小麦は成熟期と収穫適期を見極めるのが、本当に難しいところです。




一般的には小麦の収穫適期は3~4日ほどといわれているようです。
成熟期を迎えたのを見極めて、そこから適期のうちに収穫する・・・

成熟期の見極め方は主に

●茎葉、穂首部分が黄化
●子実の色が褐色
●子実の固さがロウ(蝋)のようで、指で押さえて乳汁が出ない
●出穂から約45~50日
(コンバインの場合は、子実水分が30%以下になったら収穫適期)

しかし、この時期は、梅雨とも重なり、収穫のタイミングを誤ると、穂発芽やカビの発生等で
品質が著しく低下してしまうため、小麦が茶色くなり始めるころになると、
カレンダーと天気予報とにらめっこ。
 
コンバインで刈り取る場合は、乾燥機にかけて水分を調節するため、
特に、収穫のタイミングは重要だそうで、早刈も遅刈もアウト。
小麦は育てるのはとても簡単なのですが、天気に左右されますし、
中でもこの収穫の時期を見極める時期は、気を張り詰めます。
 
 さて。
私たちは現在、北海道などの大規模農家さんたちと比べると、
ささやかな面積の畑三枚で小麦を育てています。
コンバインは使わず、バインダーという刈り取り機で刈り取り、
そのあと、穂から麦粒を脱穀、その後は天日干しします。



天日干しの場合は、脱穀後も完熟が進むそうで、コンバインから機械乾燥よりも
多少は収穫できるタイミングが早くても実を完熟した状態に持っていけるようです。
(ただ、何ヘクタールもの畑の小麦を天日干しするのはかなり厳しいと思います。
 昔の日本では、機械はない代わりに人手がたくさんありましたから、
 皆さんこの天日干しが当たり前。)

梅雨時でもあり、また、私たちの場合は田植えと重なる非常に厳しい時期ですが、
これまで天日干しのおかげもあって、毎年美味しい小麦粉をいただけています。

今日は予報通りの雨、明日は一日お天気のようですので、
早速シートに小麦を広げて乾燥、また更に美味しく追熟させます。
天日干しは、数日かかります。
袋から出してシートに広げ、また回収するのにかなりの手間暇がかかります。

・・・やはり、もし1ヘクタールを超えると、この昔ながらの方法には限界が。
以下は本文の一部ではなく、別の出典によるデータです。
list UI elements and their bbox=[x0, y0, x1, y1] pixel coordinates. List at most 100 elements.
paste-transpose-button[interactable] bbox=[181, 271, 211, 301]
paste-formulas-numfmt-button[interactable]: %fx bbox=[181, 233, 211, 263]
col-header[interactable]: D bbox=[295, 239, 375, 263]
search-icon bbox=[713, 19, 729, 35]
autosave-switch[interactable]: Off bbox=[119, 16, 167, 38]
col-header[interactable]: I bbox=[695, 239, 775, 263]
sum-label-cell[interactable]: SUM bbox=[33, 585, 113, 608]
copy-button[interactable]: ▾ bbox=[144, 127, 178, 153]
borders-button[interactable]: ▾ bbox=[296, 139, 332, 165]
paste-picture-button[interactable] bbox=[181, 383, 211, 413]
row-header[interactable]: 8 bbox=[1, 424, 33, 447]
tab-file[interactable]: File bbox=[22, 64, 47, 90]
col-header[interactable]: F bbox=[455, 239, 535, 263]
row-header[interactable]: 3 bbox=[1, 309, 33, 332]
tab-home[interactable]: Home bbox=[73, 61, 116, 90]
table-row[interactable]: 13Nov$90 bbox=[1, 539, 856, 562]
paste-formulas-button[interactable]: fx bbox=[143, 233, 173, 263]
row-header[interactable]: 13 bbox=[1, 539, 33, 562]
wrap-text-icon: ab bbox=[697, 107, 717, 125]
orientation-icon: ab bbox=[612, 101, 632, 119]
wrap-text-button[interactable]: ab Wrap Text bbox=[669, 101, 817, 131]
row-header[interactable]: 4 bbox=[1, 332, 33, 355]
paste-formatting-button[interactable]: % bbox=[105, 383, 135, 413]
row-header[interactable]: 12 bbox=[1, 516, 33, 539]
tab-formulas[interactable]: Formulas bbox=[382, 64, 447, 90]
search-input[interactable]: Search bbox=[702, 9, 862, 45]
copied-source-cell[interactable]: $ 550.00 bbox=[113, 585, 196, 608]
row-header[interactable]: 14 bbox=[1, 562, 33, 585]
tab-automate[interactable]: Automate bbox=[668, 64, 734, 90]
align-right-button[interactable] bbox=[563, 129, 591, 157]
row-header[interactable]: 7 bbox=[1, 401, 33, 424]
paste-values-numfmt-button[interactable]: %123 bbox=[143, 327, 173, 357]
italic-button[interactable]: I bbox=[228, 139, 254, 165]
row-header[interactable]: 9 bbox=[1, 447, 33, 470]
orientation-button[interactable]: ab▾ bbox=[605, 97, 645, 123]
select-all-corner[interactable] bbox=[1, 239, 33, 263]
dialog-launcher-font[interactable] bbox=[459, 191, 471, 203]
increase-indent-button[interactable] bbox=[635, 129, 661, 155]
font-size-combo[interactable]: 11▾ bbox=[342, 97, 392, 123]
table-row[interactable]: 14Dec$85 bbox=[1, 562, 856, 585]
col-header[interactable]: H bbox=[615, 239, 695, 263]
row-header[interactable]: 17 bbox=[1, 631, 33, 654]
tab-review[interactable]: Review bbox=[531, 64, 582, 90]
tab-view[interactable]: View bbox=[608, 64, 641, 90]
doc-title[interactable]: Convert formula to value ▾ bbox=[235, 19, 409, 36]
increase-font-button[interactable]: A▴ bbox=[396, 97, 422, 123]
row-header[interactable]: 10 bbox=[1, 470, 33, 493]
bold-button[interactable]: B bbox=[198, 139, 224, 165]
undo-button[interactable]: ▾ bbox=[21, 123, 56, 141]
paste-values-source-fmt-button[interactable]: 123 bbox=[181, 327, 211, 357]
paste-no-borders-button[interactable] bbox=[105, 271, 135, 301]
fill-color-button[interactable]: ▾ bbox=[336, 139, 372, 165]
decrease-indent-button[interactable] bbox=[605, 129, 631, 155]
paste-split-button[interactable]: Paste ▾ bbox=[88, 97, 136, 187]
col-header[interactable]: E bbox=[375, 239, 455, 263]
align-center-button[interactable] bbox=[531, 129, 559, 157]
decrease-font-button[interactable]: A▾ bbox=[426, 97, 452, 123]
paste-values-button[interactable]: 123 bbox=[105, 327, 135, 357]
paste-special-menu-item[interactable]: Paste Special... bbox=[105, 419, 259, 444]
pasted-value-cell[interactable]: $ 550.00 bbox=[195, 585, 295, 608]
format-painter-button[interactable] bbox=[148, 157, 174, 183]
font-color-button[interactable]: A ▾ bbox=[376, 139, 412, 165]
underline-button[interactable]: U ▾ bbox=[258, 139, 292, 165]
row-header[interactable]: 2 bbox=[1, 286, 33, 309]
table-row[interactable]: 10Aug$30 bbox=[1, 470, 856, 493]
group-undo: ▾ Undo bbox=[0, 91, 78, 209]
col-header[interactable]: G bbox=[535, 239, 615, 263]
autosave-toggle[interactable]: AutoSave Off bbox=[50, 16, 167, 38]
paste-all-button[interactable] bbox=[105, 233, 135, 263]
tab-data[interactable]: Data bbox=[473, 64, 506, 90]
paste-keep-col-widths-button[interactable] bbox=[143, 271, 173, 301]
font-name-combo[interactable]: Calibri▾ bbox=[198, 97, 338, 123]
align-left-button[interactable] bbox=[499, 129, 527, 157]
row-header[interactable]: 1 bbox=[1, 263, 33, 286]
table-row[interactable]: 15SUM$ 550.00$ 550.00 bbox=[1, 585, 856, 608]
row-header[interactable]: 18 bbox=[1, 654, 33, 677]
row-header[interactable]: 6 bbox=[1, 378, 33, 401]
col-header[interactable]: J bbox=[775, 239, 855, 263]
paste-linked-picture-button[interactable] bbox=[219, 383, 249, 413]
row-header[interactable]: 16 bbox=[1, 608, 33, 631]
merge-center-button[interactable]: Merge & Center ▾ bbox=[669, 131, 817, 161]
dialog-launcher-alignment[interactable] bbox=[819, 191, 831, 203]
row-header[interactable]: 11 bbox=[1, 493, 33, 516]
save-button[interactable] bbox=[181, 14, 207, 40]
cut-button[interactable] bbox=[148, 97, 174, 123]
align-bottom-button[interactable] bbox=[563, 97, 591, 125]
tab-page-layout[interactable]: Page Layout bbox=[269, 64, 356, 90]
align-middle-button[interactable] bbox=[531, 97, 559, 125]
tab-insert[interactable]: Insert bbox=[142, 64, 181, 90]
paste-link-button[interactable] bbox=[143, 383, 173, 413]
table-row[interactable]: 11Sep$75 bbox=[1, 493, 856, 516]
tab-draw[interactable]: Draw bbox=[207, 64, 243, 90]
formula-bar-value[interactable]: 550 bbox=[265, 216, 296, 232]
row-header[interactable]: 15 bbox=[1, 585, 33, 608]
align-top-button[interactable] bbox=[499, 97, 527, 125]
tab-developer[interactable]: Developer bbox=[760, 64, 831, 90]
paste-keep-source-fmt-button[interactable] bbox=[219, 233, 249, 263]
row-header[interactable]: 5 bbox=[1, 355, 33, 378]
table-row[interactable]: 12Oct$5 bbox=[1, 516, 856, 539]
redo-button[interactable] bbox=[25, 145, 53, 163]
。。
比べて食してみるとやはり天日干しの小麦は美味しいですし、
私たちは今後もこの方法でできる範囲にしか小麦の作付け面積は広げない予定です。

あと二枚の小麦畑も、なんとか無事に適期に収穫し、今年も美味しい小麦を
皆様にお届けできるよう、がんばります!!


それにしても今日は本当に恵みの雨でした。
畑の作物も、木々も、みんな喜んでいると思います。

水の恵み、これからも日々感謝してまいりたいと思います。